Belgique

Le «maxi-statut » du conjoint-aidant deviendra réalité dès le 1er juillet prochain. Cette réforme fondamentale concerne quelque 60.000 personnes, dont 90pc de femmes. C'est la raison pour laquelle le président du MR et ministre des Finances, Didier Reynders, et la ministre des Classes moyennes et de l'Agriculture, Sabine Laruelle, l'ont présentée lundi, veille de la journée des femmes. La présentation s'est déroulée dans les locaux du Mouvement.

Une première réforme était entrée en vigueur le 1er janvier 2003. Elle améliorait déjà la situation du conjoint-aidant en l'assurant contre l'incapacité de travail, l'invalidité et en cas de maternité.
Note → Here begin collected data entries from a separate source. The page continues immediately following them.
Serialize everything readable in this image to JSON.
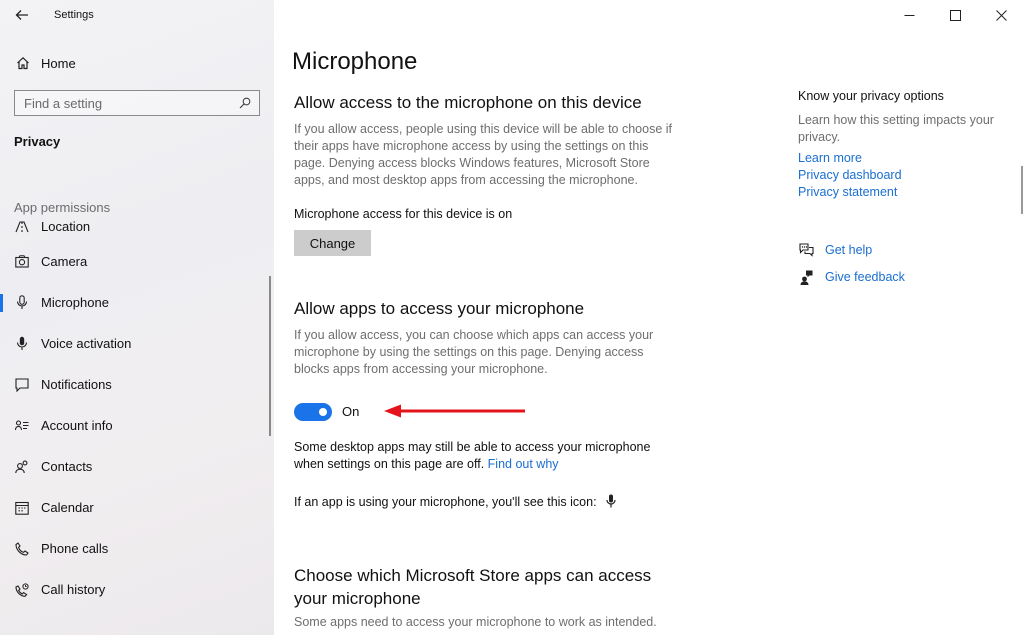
{
  "window": {
    "title": "Settings",
    "accent": "#1a73e8",
    "link_color": "#1a6fd1",
    "controls": [
      "minimize-icon",
      "maximize-icon",
      "close-icon"
    ]
  },
  "sidebar": {
    "home_label": "Home",
    "search_placeholder": "Find a setting",
    "section_title": "Privacy",
    "group_title": "App permissions",
    "items": [
      {
        "label": "Location",
        "icon": "location-icon"
      },
      {
        "label": "Camera",
        "icon": "camera-icon"
      },
      {
        "label": "Microphone",
        "icon": "microphone-icon",
        "selected": true
      },
      {
        "label": "Voice activation",
        "icon": "voice-activation-icon"
      },
      {
        "label": "Notifications",
        "icon": "notifications-icon"
      },
      {
        "label": "Account info",
        "icon": "account-info-icon"
      },
      {
        "label": "Contacts",
        "icon": "contacts-icon"
      },
      {
        "label": "Calendar",
        "icon": "calendar-icon"
      },
      {
        "label": "Phone calls",
        "icon": "phone-icon"
      },
      {
        "label": "Call history",
        "icon": "call-history-icon"
      }
    ]
  },
  "main": {
    "page_title": "Microphone",
    "device_section": {
      "heading": "Allow access to the microphone on this device",
      "description": "If you allow access, people using this device will be able to choose if their apps have microphone access by using the settings on this page. Denying access blocks Windows features, Microsoft Store apps, and most desktop apps from accessing the microphone.",
      "status": "Microphone access for this device is on",
      "button": "Change"
    },
    "apps_section": {
      "heading": "Allow apps to access your microphone",
      "description": "If you allow access, you can choose which apps can access your microphone by using the settings on this page. Denying access blocks apps from accessing your microphone.",
      "toggle_state": "On",
      "toggle_on": true,
      "annotation_color": "#e3141b",
      "note": "Some desktop apps may still be able to access your microphone when settings on this page are off.",
      "note_link": "Find out why",
      "icon_note": "If an app is using your microphone, you'll see this icon:"
    },
    "store_section": {
      "heading_line1": "Choose which Microsoft Store apps can access",
      "heading_line2": "your microphone",
      "description": "Some apps need to access your microphone to work as intended."
    }
  },
  "aside": {
    "title": "Know your privacy options",
    "description": "Learn how this setting impacts your privacy.",
    "links": [
      "Learn more",
      "Privacy dashboard",
      "Privacy statement"
    ],
    "get_help": "Get help",
    "give_feedback": "Give feedback"
  }
}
Toutefois, le conjoint-aidant restait considéré comme personne à charge de l'époux et bénéficiait à ce titre d'allocations familiales et des soins de santé comme droits dérivés.

Le «maxi-statut » vise à une individualisation des droits tant sur le plan social que fiscal. Au point de vue social, il offre une couverture complète: pension propre, allocations familiales, soins de santé, incapacité de travail, invalidité et maternité.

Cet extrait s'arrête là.